TITLE

Self-perceived Health and 5-Year Mortality Risks among the Elderly in Shanghai, China

AUTHOR(S)
Yu, Elena S. H.; Kean, Yin M.; Slymen, Donald J.; Liu, William T.; Zhang, Mingyuan; Katzman, Robert
PUB. DATE
January 1998
SOURCE
American Journal of Epidemiology;1998, Vol. 147 Issue 9, p880
SOURCE TYPE
Academic Journal
DOC. TYPE
Article
ABSTRACT
Studies of the elderly worldwide over the last 3 decades have reported that a self rating of “poor” compared with ‘excellent/good” health increases the relative risk of dying.
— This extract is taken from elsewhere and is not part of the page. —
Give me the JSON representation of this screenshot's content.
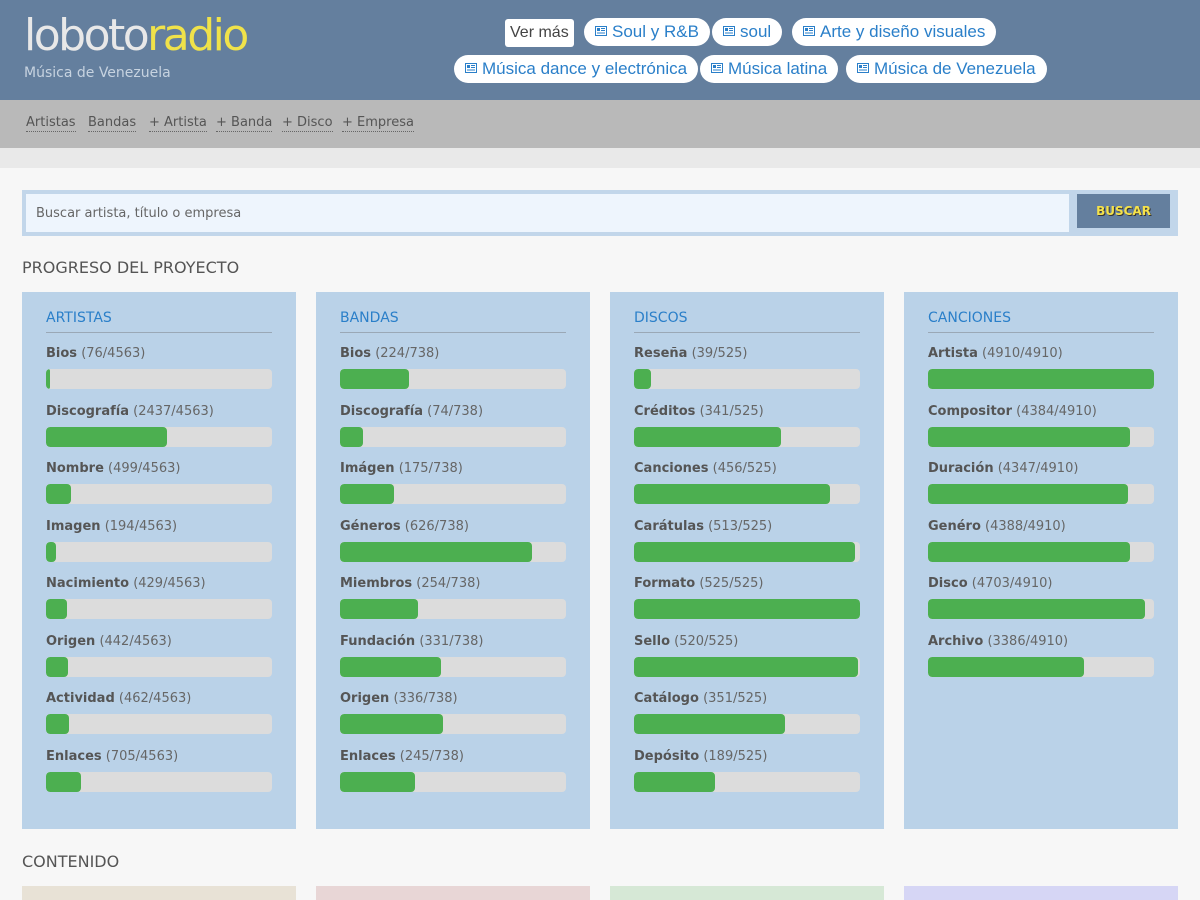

The authors tested the strength of this association by performing age-stratified Cox regression analyses on a 5-year longitudinal study of a representativesample of noninstitutionalized elderly aged 65 years and older (n = 3,094) in a district of Shanghai, China. More than 20 potential confounders that were only partially controlled in other studies and threats to response validity due to cognitive impairment or diagnosed dementia that were not considered in previous studies were taken into account in this analysis. The results showed that among those aged 65–74 years, “poor” perceived health increases the adjusted relative risk of death by 1.93 (95% confidence interval 1.20–3.11) compared with “excellent/good” health. The adjusted relative risk of a “fair” rating of health is 2.16 (95% confidence interval 1.44–3.25). In the older age group, mortality risks for the ratings of fair as well as poor compared with excellent good health were not statistically significant. The authors posit that several mechanisms related to host vulnerability markers and greater than expected utilization of health services may explain the association between self-assessed health and mortality risks. Future research should strive to develop more precise measures of these and related variables. Am J Epidemiol 1998; 147:880–90.